第1話 てんちゃいあえか(鈍感)

「Vtuberは夢の塊!! 荒木あえかです!」

→こんあえ〜

→こんあえ〜

→『こんあえ〜』

「ということで、今日は雑談枠だからなんか喋るかぁ....」

→なんか俺らで企画考える?

「それいいじゃん!!それで行こう」

そう言うと、リスナーである〈紅枝あかえだ〉達は、企画案をコメ欄に書き始めた。


今日も、Vtuber生活は順調である。


ちなみに、リスナーのみんなにはあえかが二重人格であるということで誤魔化した。

流石に今までにあったことは言えないし.....。


「いやぁ....最近、先生がむずい問題ばっか出してきてめんどくさいんだけど」

「そうなの?」

「そうだよ。この前なんか、中1の私に<係り結びの法則>をやらせてきたんだよ?」

「<係り結びの法則>?」

もーねは分からないようだ。電話越しからでも頭を傾げているのがわかる。

「まぁ、それはめんどくさいから今度言うよ」

「英語の方はどうなの?」

「そりゃ、めんどくさいよ?」

「具体的には?」

「うーん。私だけ2000文字を超える長文を与えてくるとか」

「そりゃ、えげつないね」

「でしょ?」

それから、もーねとは他愛もない話をして終わった。


「そういえば、最近平和すぎるんだよなぁ........」

前回の教訓から平和すぎると、何か良くないことが起きてしまうということ。

最近、事件と言えるものがなにも起きていなかった。

裏で何か起こっているかもしれないんだけど........。


別の日


「この前した、みんなが企画案書いてくれたやつで、思ったより面白い企画があったから、やってくぞー」

→わーい

→やったぁ

→待ってましたー!


その日の配信では、みんなから募集した企画をした。結構楽しめて、気が付けば4時間が経過しているという異例の事態だった。
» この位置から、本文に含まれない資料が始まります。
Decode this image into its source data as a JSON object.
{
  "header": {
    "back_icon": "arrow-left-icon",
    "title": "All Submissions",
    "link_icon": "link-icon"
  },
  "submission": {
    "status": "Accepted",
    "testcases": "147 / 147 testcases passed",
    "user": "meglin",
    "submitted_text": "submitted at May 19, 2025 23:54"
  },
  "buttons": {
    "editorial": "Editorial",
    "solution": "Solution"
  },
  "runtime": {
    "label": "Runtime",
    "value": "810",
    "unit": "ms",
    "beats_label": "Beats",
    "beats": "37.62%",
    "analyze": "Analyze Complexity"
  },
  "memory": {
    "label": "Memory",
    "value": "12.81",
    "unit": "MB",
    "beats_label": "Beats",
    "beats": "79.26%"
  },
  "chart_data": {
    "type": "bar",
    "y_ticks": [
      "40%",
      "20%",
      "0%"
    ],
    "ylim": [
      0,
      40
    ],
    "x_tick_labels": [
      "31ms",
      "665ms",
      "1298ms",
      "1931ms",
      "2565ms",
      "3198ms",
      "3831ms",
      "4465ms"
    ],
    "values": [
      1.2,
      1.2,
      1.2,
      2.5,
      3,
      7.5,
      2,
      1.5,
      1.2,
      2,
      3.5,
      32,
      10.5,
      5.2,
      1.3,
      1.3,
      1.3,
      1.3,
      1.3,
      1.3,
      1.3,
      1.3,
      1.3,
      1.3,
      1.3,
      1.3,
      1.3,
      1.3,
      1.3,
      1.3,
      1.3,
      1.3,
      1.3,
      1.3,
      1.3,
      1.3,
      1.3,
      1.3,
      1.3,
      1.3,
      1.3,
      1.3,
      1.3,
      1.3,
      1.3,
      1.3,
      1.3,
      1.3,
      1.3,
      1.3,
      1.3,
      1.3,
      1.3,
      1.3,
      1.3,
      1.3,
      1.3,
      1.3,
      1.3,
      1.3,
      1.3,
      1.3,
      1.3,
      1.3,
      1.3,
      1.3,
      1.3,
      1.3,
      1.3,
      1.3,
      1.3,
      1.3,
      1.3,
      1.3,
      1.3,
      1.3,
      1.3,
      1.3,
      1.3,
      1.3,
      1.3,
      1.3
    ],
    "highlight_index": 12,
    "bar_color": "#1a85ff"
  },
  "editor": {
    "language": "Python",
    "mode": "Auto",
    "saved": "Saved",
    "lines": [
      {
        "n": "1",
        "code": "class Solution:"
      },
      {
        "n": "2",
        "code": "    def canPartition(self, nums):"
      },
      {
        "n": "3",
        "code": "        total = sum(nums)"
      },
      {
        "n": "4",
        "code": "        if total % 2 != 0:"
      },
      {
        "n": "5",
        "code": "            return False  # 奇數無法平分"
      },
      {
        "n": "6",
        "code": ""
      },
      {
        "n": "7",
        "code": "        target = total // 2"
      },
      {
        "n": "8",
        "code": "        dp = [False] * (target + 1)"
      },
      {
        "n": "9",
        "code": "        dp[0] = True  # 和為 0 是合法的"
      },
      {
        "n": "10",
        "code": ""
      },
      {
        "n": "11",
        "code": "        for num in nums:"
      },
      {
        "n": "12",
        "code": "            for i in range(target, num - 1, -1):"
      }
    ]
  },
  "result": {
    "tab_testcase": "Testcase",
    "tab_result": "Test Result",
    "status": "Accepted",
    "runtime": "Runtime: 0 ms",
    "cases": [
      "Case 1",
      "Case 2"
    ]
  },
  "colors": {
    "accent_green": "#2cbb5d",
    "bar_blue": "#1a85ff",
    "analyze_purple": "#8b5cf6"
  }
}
下からおどろおどろしい親の気配……明日も学校なのでねっ……早く寝なくてはということですぐに配信を閉じた。正直、もっとやりたかったが、説教されるっ……。


次の日の夜

現在、もーねが自分の部屋にいる。

「そういえば、胡桃ちゃんとデートした時にさ」

そんな中、もーねが唐突に話を変えてきた。

「あぁ、建前上のデートのやつね」

胡桃さんが、はなさんを嫉妬させるという目的のためにデートしたあの日のことか。

「盗聴k……げふんげふん……風の噂で聞いたんだけど、胡桃ちゃんとキスしたの?」

なんか、不穏な単語が聞こえた気がするけど…まぁウッドエレメンタルか。

「してないよ?いやまぁ、どこかではなさんやもーねが見てるかもしれなかったから、キス…にはたから見れば見えるぐらいまで唇を近づけただけだよ?」

実際に、めっちゃドキドキはしたものの、キスはしていない。何とかファーストだけは守りきった……。


※あえかは気づいていませんが、ファーストキスは既にもーねとしています。(参照 1期 11話)


「なんだぁ…ほっとした」

……?なんでもーねがほっとするんだろうか。

「まぁだから、キスはしてないよ」

「ま、まぁ。最初は私ごにょごにょ」

「何をごにょごにょ言ってるの?」

最初とか…なんなんだ一体…?

「……っ!もしかしてもーねってキスしたことあるの!?最初ってそゆこと!?」

我ながら完璧すぎる推理だ……。

「っ!?いやまぁ、そうなんだけど……嘘は言ってないし…ごにょごにょ」

「私を誤魔化すことはできないよ」

「う、うーん……」

バレて動揺してるっぽい。

「それってお母さんとかお父さんとかでは無いよね?」

「う、うん」

……そう考えるともーねって親以外の誰かとキスしたことあるのか……一体誰なんだ……?

「今日、泊まってく?」

私はいつものようにもーねに聞く。

「えっ!?いいの?」

「いやまぁ別に…いつもの事だし、全然いいけど」

「泊まる!!」

もーねが元気よくそう言った。そんなに私の家に泊まれるのが嬉しいのか……?話し相手がいると楽しいし、そういうもんなのかな…。


「母さん、今日もーね泊まるから」

「はいよ」

ということでもーねが家に泊まることになった。